The agrifood checks are required under the terms of the Northern Ireland Protocol, which is designed to avoid the introduction of a hard border between Ireland and Northern Ireland.
Edwin Poots, former leader of the Democratic Unionist Party (DUP), says he will seek an agreement from the power-sharing government on a way forward in the near future.
He said he made the decision based on legal advice but Sinn Fein, the party the DUP shares power with, said it was unlawful and “a stunt”.
DUP minister Edwin Poots, whose officials are responsible for carrying out Northern Ireland Protocol checks, said he had ordered his permanent secretary to stop them at midnight on Wednesday night.
It is yet unclear whether the senior civil servant in his department, Anthony Harbinson, will comply with the order.
DUP rivals at Stormont insist the civil service has a duty to comply with Stormont’s legal obligations to carry out the checks under the terms of the Brexit Withdrawal Agreement.
Mr Poots said legal advice he had sought on the issue supported his view that he was entitled to stop the checks.
The minister argues that in the absence of Executive approval he no longer has legal cover to continue the documentary checks and physical inspections.

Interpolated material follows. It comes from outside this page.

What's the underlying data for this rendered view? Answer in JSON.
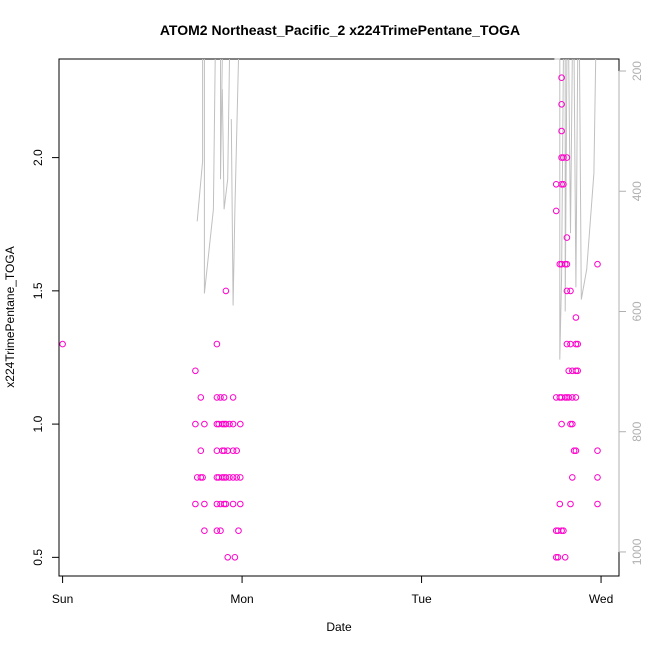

His bid to seek a ministerial vote at the Executive last week was branded a stunt by other parties.
They insist the Executive has already agreed that Mr Poots’ department has responsibility for carrying out the checks and he does not have the authority to halt processes that are required under the Withdrawal Agreement, an international treaty.

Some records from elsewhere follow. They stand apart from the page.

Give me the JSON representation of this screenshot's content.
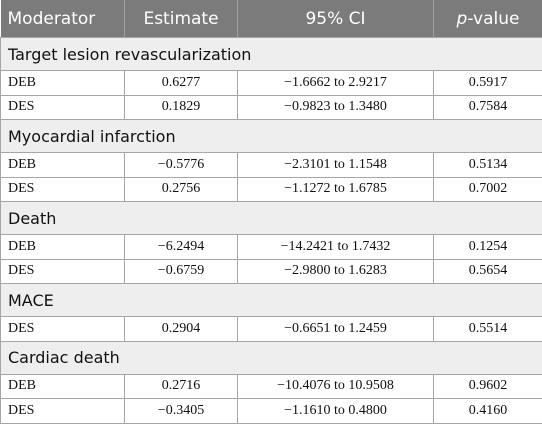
{
  "table": {
    "header": [
      "Moderator",
      "Estimate",
      "95% CI",
      "p-value"
    ],
    "groups": [
      {
        "title": "Target lesion revascularization",
        "rows": [
          [
            "DEB",
            "0.6277",
            "−1.6662 to 2.9217",
            "0.5917"
          ],
          [
            "DES",
            "0.1829",
            "−0.9823 to 1.3480",
            "0.7584"
          ]
        ]
      },
      {
        "title": "Myocardial infarction",
        "rows": [
          [
            "DEB",
            "−0.5776",
            "−2.3101 to 1.1548",
            "0.5134"
          ],
          [
            "DES",
            "0.2756",
            "−1.1272 to 1.6785",
            "0.7002"
          ]
        ]
      },
      {
        "title": "Death",
        "rows": [
          [
            "DEB",
            "−6.2494",
            "−14.2421 to 1.7432",
            "0.1254"
          ],
          [
            "DES",
            "−0.6759",
            "−2.9800 to 1.6283",
            "0.5654"
          ]
        ]
      },
      {
        "title": "MACE",
        "rows": [
          [
            "DES",
            "0.2904",
            "−0.6651 to 1.2459",
            "0.5514"
          ]
        ]
      },
      {
        "title": "Cardiac death",
        "rows": [
          [
            "DEB",
            "0.2716",
            "−10.4076 to 10.9508",
            "0.9602"
          ],
          [
            "DES",
            "−0.3405",
            "−1.1610 to 0.4800",
            "0.4160"
          ]
        ]
      }
    ]
  }
}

The dispute centres on whether Mr Poots needs the authority of the wider Stormont Executive to conduct the checks required under the agreement’s Northern Ireland Protocol.
Claiming recent court rulings have clarified that such authority is required, Mr Poots tried to secure the approval of the Executive by asking for the matter to be considered at last Thursday’s meeting.
He did so in the knowledge that if the issue was elevated to the Executive, his party could at that point exercise a veto to block approval for the checks.
Realising that, Sinn Fein used its own veto to prevent the issue from getting on the agenda.
The episode is playing out as the UK and EU continue negotiations aimed at reducing the number of checks required by the protocol.
Mr Poots announced the move to halt the checks at Stormont on Wednesday evening.
“I have taken legal advice in relation to my position from senior counsel,” he said.
“Earlier today I received that legal advice.
“It stated that at present there is presently no Executive approval for SPS (sanitary and phytosanitary) checks.
“The implementation of SPS checks requires Executive approval.
“A decision to initiate or continue such checks could not be validly taken in the absence of Executive approval.
“The advice concluded that I can direct the checks to cease in the absence of Executive approval.
“I have now issued a formal instruction to my permanent secretary to halt all checks that were not in place on December 31 2020 from midnight tonight.
“I will prepare a paper for Executive consideration in the near future to seek agreement on a way forward.”
“I have now issued a formal instruction to my permanent secretary to halt all checks that were not in place on 31 December 2020 from midnight tonight.”
The move comes after he last week failed to secure the wider approval of the Stormont Executive to continue checks on agri-food produce arriving in Northern Ireland from Great Britain.